LAYUNG, 1985.

48 9 0
                                    

Matahari perlahan naik dengan semburan panas seperti marahnya orang yang tengah terluka, bak risau manusia dalam bimbang tak kenal ujung, bagai hari lahir sebuah tanda tanya di atas kepala para dewa.

Celah talapak tangan Banyu Soeroso hari itu penuh diisi jari jemari lentik milik perempuan separuh Belanda yang belum lama tiba. Mereka bergandeng mengitar gedung gubahan teater film Varia, Elita, dan Oriental di era Londo yang kini berganti jadi Palaguna Nusantara. Pusat belanja tersohor di Utara Alun-alun Bandung, dijenamai oleh penyair dan budayawan sunda Wahyu Wibisana. Mulanya tempat nyondong itu disematkan nama Paraguna yang miliki makna Ahli Kawih¹, bisa pula diartikan sebagai Sarwaguna². Namun, saat peresmian yang juga dihadiri Gatot Soeroso──Gubernur Aang Kunaefi tak fasih melafal R hingga bergantilah menjadi Palaguna.

“Waar wil je hierna heen, Anneke?” (Kamu ingin kemana lagi setelah ini, Anneke?)

Dalam sebangun rasa hambar yang terusap di garis wajah tegas Banyu, lelaki itu masih begitu lampas melangitkan tanya pada perempuan pilihan ayahnya. Unggah-ungguh yang ia suguh begitu apik, mengalahkan apiknya perasaan yang berbulan-bulan ia suburkan.

Banyu selalu ingat apa kata mendiang sang ibu sebelum membumi; muliakan perempuan apapun derajatnya, seberapa malasnya kau, pula sekuat apapun kau tak mencintainya. Bagaimanapun, seterhormat apapun; laki-laki lahir dari rahim seorang perempuan.

Maka walau belum menaruh hati pada Anneke, ia punya tanggung jawab besar untuk memperlakukan anak perempuan yang sudah begitu dibahagiakan oleh ayah dan ibunya dengan elok.

“Ik weet het niet, maar ik wil snel naar huis want ik heb iets met je te bespreken, een belangrijke zaak.” (Saya tidak tahu, tapi kalau boleh ingin segera pulang karena saya punya sesuatu untuk disampaikan, sebuah hal penting.)

Anneke menoleh, menghentikan langkah mereka di tengah kerumunan muda-mudi yang hendak naik ke bioskop Nusantara, mengantre di kedai ayam cepat saji, pula berduyun-duyun menuju Matahari. Banyu melaku angguk, kemudian mengayun genggam mereka ke sisi kanan pintu utama menuju sedan serupa dengan yang ia bawa ke Bagja Alit.

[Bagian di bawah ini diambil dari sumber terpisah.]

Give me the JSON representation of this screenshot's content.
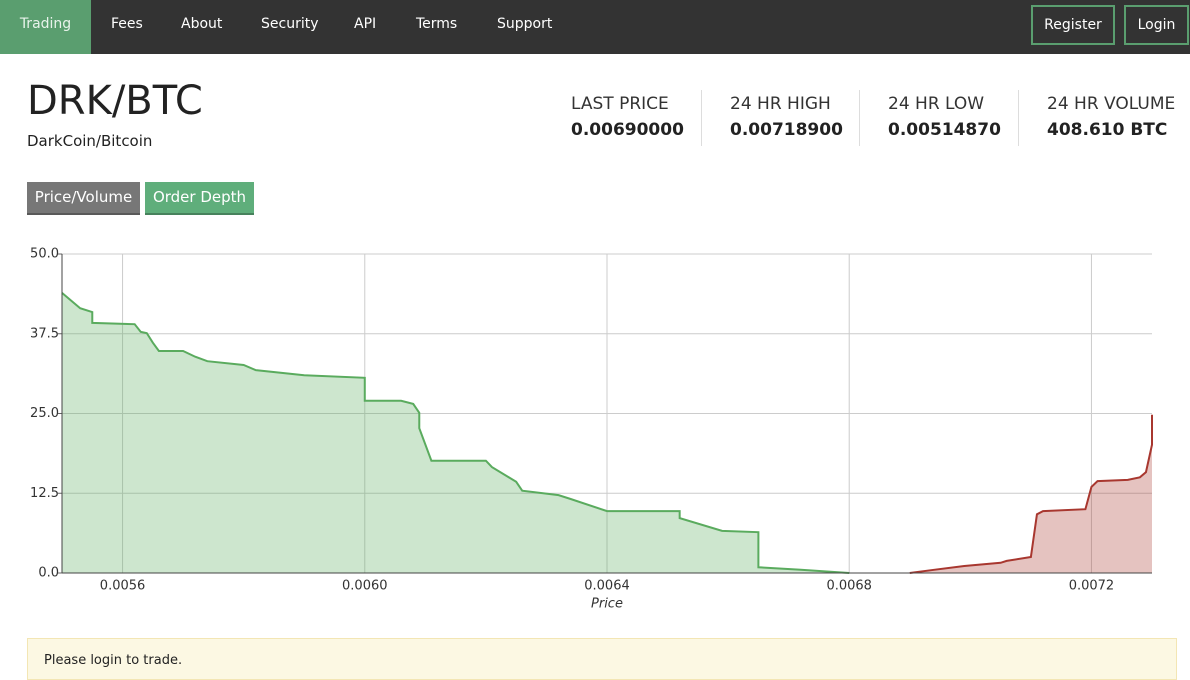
{
  "nav": {
    "items": [
      "Trading",
      "Fees",
      "About",
      "Security",
      "API",
      "Terms",
      "Support"
    ],
    "auth": [
      "Register",
      "Login"
    ]
  },
  "market": {
    "symbol": "DRK/BTC",
    "name": "DarkCoin/Bitcoin"
  },
  "stats": [
    {
      "label": "LAST PRICE",
      "value": "0.00690000"
    },
    {
      "label": "24 HR HIGH",
      "value": "0.00718900"
    },
    {
      "label": "24 HR LOW",
      "value": "0.00514870"
    },
    {
      "label": "24 HR VOLUME",
      "value": "408.610 BTC"
    }
  ],
  "tabs": [
    "Price/Volume",
    "Order Depth"
  ],
  "chart_data": {
    "type": "area",
    "xlabel": "Price",
    "xlim": [
      0.0055,
      0.0073
    ],
    "ylim": [
      0,
      50
    ],
    "xticks": [
      0.0056,
      {
        "value": 0.006,
        "label": "0.0060"
      },
      0.0064,
      0.0068,
      0.0072
    ],
    "yticks": [
      {
        "value": 0,
        "label": "0.0"
      },
      12.5,
      {
        "value": 25,
        "label": "25.0"
      },
      37.5,
      {
        "value": 50,
        "label": "50.0"
      }
    ],
    "grid": true,
    "series": [
      {
        "color": "#5aab5e",
        "x": [
          0.0055,
          0.00553,
          0.00555,
          0.00555,
          0.00562,
          0.00563,
          0.00564,
          0.00565,
          0.00566,
          0.0057,
          0.00572,
          0.00574,
          0.0058,
          0.00582,
          0.0059,
          0.006,
          0.006,
          0.00606,
          0.00608,
          0.00609,
          0.00609,
          0.00611,
          0.0062,
          0.00621,
          0.00625,
          0.00626,
          0.00632,
          0.00634,
          0.0064,
          0.00652,
          0.00652,
          0.00659,
          0.00665,
          0.00665,
          0.00672,
          0.0068
        ],
        "values": [
          43.9,
          41.5,
          40.9,
          39.2,
          39.0,
          37.8,
          37.6,
          36.1,
          34.8,
          34.8,
          33.9,
          33.2,
          32.6,
          31.8,
          31.0,
          30.6,
          27.0,
          27.0,
          26.5,
          25.1,
          22.7,
          17.6,
          17.6,
          16.6,
          14.3,
          12.9,
          12.2,
          11.6,
          9.7,
          9.7,
          8.6,
          6.6,
          6.4,
          0.9,
          0.5,
          0
        ]
      },
      {
        "color": "#a8372f",
        "x": [
          0.0069,
          0.00694,
          0.00699,
          0.00705,
          0.00706,
          0.0071,
          0.00711,
          0.00712,
          0.00719,
          0.0072,
          0.00721,
          0.00726,
          0.00728,
          0.00729,
          0.0073,
          0.0073
        ],
        "values": [
          0,
          0.5,
          1.1,
          1.6,
          1.9,
          2.5,
          9.2,
          9.7,
          10.0,
          13.5,
          14.4,
          14.6,
          15.0,
          15.8,
          20.1,
          24.8
        ]
      }
    ]
  },
  "alert": "Please login to trade."
}
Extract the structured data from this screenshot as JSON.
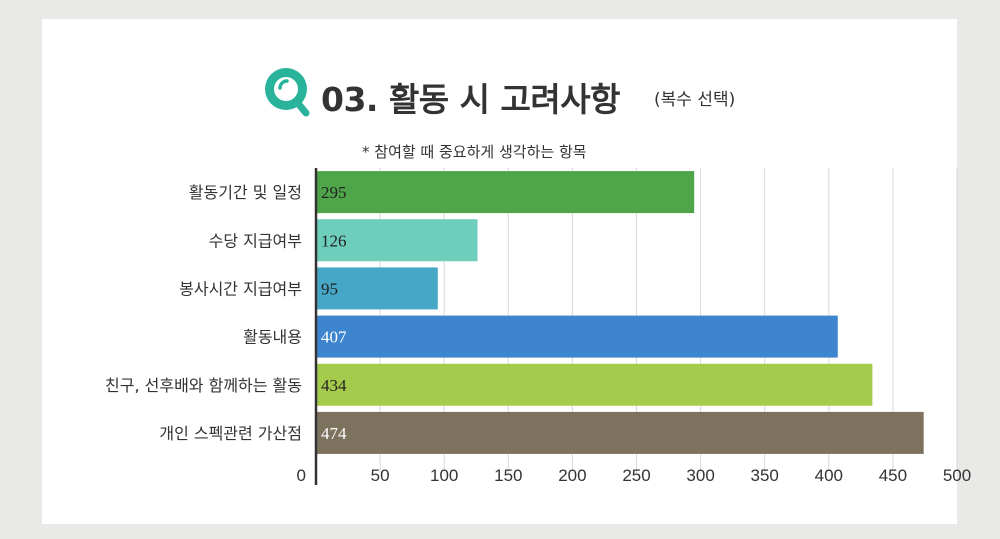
{
  "header": {
    "title": "03. 활동 시 고려사항",
    "title_note": "(복수 선택)",
    "subtitle": "* 참여할 때 중요하게 생각하는 항목"
  },
  "chart_data": {
    "type": "bar",
    "orientation": "horizontal",
    "categories": [
      "활동기간 및 일정",
      "수당 지급여부",
      "봉사시간 지급여부",
      "활동내용",
      "친구, 선후배와 함께하는 활동",
      "개인 스펙관련 가산점"
    ],
    "values": [
      295,
      126,
      95,
      407,
      434,
      474
    ],
    "colors": [
      "#4fa64a",
      "#6ccebb",
      "#47a7c6",
      "#3d86cf",
      "#a4cb4c",
      "#7d725e"
    ],
    "label_colors": [
      "#222222",
      "#222222",
      "#222222",
      "#ffffff",
      "#222222",
      "#ffffff"
    ],
    "xlim": [
      0,
      500
    ],
    "xticks": [
      0,
      50,
      100,
      150,
      200,
      250,
      300,
      350,
      400,
      450,
      500
    ],
    "grid": true
  }
}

Nona Van der Linden duduk di sisi kiri, sedangkan Banyu mengisi ruang kemudi. Keduanya bergeming dalam kecanggungan tak bertepi sebelum sang lelaki mencoba peruntungannya melarutkan situasi.

“Bagaimana filmnya tadi, Anneke?”

“Saya lebih suka novelnya, Banyu. Tapi Paramitha Rusady dan Rano Karno sangat bagus memerankan tokoh Bugi dan Zein. En jij?” (Dan kau?)

“Cukup bagus, saya belum membaca novelnya jadi tidak ada yang bisa saya bandingkan. Filmnya bagus.”

Mereka kembali sunyi, Banyu seperti menunggu sesuatu sampai tak grasa-grusu melajukan mobilnya.

“Ann.”

“Ya?”

“Saya rasa ini tempat yang tepat untuk kita bicara, apa yang ingin kau sampaikan?”

Anneke terlihat gelisah, perempuan bergaun selutut dengan rona putih tulang itu bahkan tak berani menatap Banyu. Beruntung yang bertanya terlihat amat tenang tanpa memaksa. Sang Soeroso muda dapat mudah menebak kalau kalimat-kalimat di tenggorok tunangannya bukan sekadar berita biasa, lebih besar dari badai buncah yang menghalau perjalanannya dari Sumba.

“Banyu, walau jarang bertemu ... kita sudah hampir satu tahun bersama, betul?” katanya pelan, dengan Bahasa Indonesia yang cukup fasih.

“Iya, lalu?”

“Saya bisa merasakan betapa kamu tersiksa harus belajar mencintai saya.”

Banyu menghela nafas, begitu mafhum kalau perkara ini tak akan mungkin bisa diabukan. Tapi bila boleh jujur, Banyu juga selalu yakin kalau Anneke sama sakitnya.